While writing about the notorious laundries for ‘fallen women’, novelist Esther Freud was chilled to discover how close her own mother came to ending up in one
My mother’s relationship with her parents was uneasy. Born into a strict Irish Catholic family, she’d been evacuated as a baby, sent to a convent boarding school at seven, and when, at 18, she found herself pregnant, she was so fearful of their condemnation that she kept the news a secret. It was some years later that a relative saw her in London at a bus stop with two small girls and wrote to her parents: I didn’t know your daughter was married!

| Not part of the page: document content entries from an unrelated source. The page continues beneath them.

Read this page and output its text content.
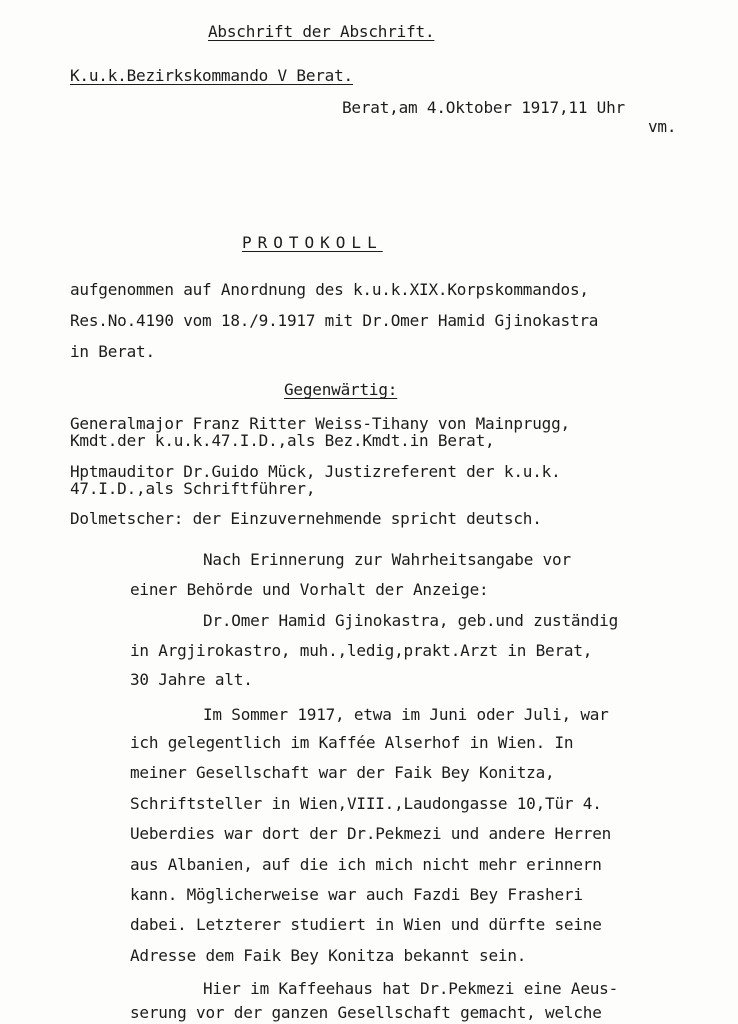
Abschrift der Abschrift.
K.u.k.Bezirkskommando V Berat.
Berat,am 4.Oktober 1917,11 Uhr
vm.
PROTOKOLL
aufgenommen auf Anordnung des k.u.k.XIX.Korpskommandos,
Res.No.4190 vom 18./9.1917 mit Dr.Omer Hamid Gjinokastra
in Berat.
Gegenwärtig:
Generalmajor Franz Ritter Weiss-Tihany von Mainprugg,
Kmdt.der k.u.k.47.I.D.,als Bez.Kmdt.in Berat,
Hptmauditor Dr.Guido Mück, Justizreferent der k.u.k.
47.I.D.,als Schriftführer,
Dolmetscher: der Einzuvernehmende spricht deutsch.
Nach Erinnerung zur Wahrheitsangabe vor
einer Behörde und Vorhalt der Anzeige:
Dr.Omer Hamid Gjinokastra, geb.und zuständig
in Argjirokastro, muh.,ledig,prakt.Arzt in Berat,
30 Jahre alt.
Im Sommer 1917, etwa im Juni oder Juli, war
ich gelegentlich im Kaffée Alserhof in Wien. In
meiner Gesellschaft war der Faik Bey Konitza,
Schriftsteller in Wien,VIII.,Laudongasse 10,Tür 4.
Ueberdies war dort der Dr.Pekmezi und andere Herren
aus Albanien, auf die ich mich nicht mehr erinnern
kann. Möglicherweise war auch Fazdi Bey Frasheri
dabei. Letzterer studiert in Wien und dürfte seine
Adresse dem Faik Bey Konitza bekannt sein.
Hier im Kaffeehaus hat Dr.Pekmezi eine Aeus-
serung vor der ganzen Gesellschaft gemacht, welche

But my mother wasn’t married. At 17, soon after her family had moved back to Ireland after a lifetime running pubs in London, she’d fallen in love with my father, the painter Lucian Freud, and the bohemian world that he frequented. It was the early 60s, and, as innocent as a Catholic girl was raised to be, it wasn’t long before she was pregnant. At first she was delighted – there’d be someone of her own to love – but her euphoria was soon tinged with worry. She’d heard rumours of what could happen to a girl like her, made to work in laundries, locked away in homes (she’d spent the last year of her education at a convent outside Cork), and she was seized with fear that this could be her fate. She risked one last trip to Ireland, disguising her five-month bump, and didn’t go again.